Independent senators want rule changes to prevent partisan stalling on bills

Independent senators want rule changes to prevent partisan stalling on bills

OTTAWA — The largest group of independents in the Senate wants to change procedural rules to limit the ability of Conservatives senators — the last remaining unabashedly partisan caucus in the upper house — from stalling debate and preventing votes on legislation.

Sen. Yuen Pau Woo, leader of the Independent Senators Group, says the group also intends to push for changes to the Parliament of Canada Act to recognize that the Senate is no longer a partisan chamber, where only the government and Opposition caucuses are officially recognized and funded.

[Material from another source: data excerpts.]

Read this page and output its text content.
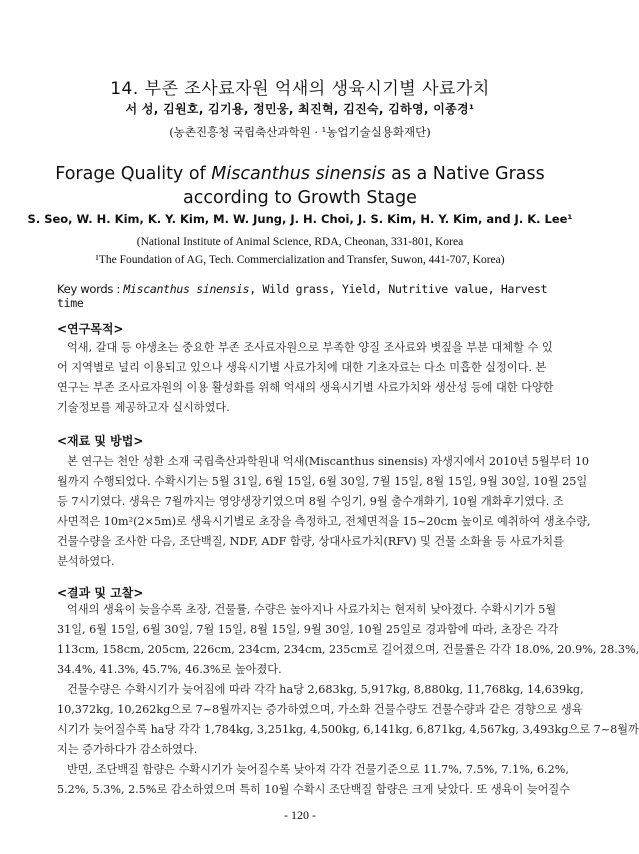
14. 부존 조사료자원 억새의 생육시기별 사료가치
서 성, 김원호, 김기용, 정민웅, 최진혁, 김진숙, 김하영, 이종경¹
(농촌진흥청 국립축산과학원 · ¹농업기술실용화재단)
Forage Quality of Miscanthus sinensis as a Native Grass
according to Growth Stage
S. Seo, W. H. Kim, K. Y. Kim, M. W. Jung, J. H. Choi, J. S. Kim, H. Y. Kim, and J. K. Lee¹
(National Institute of Animal Science, RDA, Cheonan, 331-801, Korea
¹The Foundation of AG, Tech. Commercialization and Transfer, Suwon, 441-707, Korea)
Key words : Miscanthus sinensis, Wild grass, Yield, Nutritive value, Harvest time
<연구목적>
억새, 갈대 등 야생초는 중요한 부존 조사료자원으로 부족한 양질 조사료와 볏짚을 부분 대체할 수 있
어 지역별로 널리 이용되고 있으나 생육시기별 사료가치에 대한 기초자료는 다소 미흡한 실정이다. 본
연구는 부존 조사료자원의 이용 활성화를 위해 억새의 생육시기별 사료가치와 생산성 등에 대한 다양한
기술정보를 제공하고자 실시하였다.
<재료 및 방법>
본 연구는 천안 성환 소재 국립축산과학원내 억새(Miscanthus sinensis) 자생지에서 2010년 5월부터 10
월까지 수행되었다. 수확시기는 5월 31일, 6월 15일, 6월 30일, 7월 15일, 8월 15일, 9월 30일, 10월 25일
등 7시기였다. 생육은 7월까지는 영양생장기였으며 8월 수잉기, 9월 출수개화기, 10월 개화후기였다. 조
사면적은 10m²(2×5m)로 생육시기별로 초장을 측정하고, 전체면적을 15~20cm 높이로 예취하여 생초수량,
건물수량을 조사한 다음, 조단백질, NDF, ADF 함량, 상대사료가치(RFV) 및 건물 소화율 등 사료가치를
분석하였다.
<결과 및 고찰>
억새의 생육이 늦을수록 초장, 건물률, 수량은 높아지나 사료가치는 현저히 낮아졌다. 수확시기가 5월
31일, 6월 15일, 6월 30일, 7월 15일, 8월 15일, 9월 30일, 10월 25일로 경과함에 따라, 초장은 각각
113cm, 158cm, 205cm, 226cm, 234cm, 234cm, 235cm로 길어졌으며, 건물률은 각각 18.0%, 20.9%, 28.3%,
34.4%, 41.3%, 45.7%, 46.3%로 높아졌다.
건물수량은 수확시기가 늦어짐에 따라 각각 ha당 2,683kg, 5,917kg, 8,880kg, 11,768kg, 14,639kg,
10,372kg, 10,262kg으로 7~8월까지는 증가하였으며, 가소화 건물수량도 건물수량과 같은 경향으로 생육
시기가 늦어질수록 ha당 각각 1,784kg, 3,251kg, 4,500kg, 6,141kg, 6,871kg, 4,567kg, 3,493kg으로 7~8월까
지는 증가하다가 감소하였다.
반면, 조단백질 함량은 수확시기가 늦어질수록 낮아져 각각 건물기준으로 11.7%, 7.5%, 7.1%, 6.2%,
5.2%, 5.3%, 2.5%로 감소하였으며 특히 10월 수확시 조단백질 함량은 크게 낮았다. 또 생육이 늦어질수
- 120 -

He says both measures are needed to reflect the new reality of a Senate that is a less partisan and more independent chamber of sober second thought.

Since becoming prime minister in 2015, Justin Trudeau has dramatically changed the makeup and operation of the upper house, appointing only independents recommended by an arm’s-length advisory body.

Since Trudeau’s re-election last month, the trend towards less partisanship has accelerated, with some Conservatives and other like-minded senators forming the Canadian Senators Group and independent Liberal senators reorganizing themselves as the new Progressive Senate Group.

The Independent Senators Group now has 51 members, the Conservatives 24 and the Canadian Senators Group 13. There are 12 non-affiliated senators, including the eight in the Progressive Senate Group, and five vacancies in the 105-seat chamber.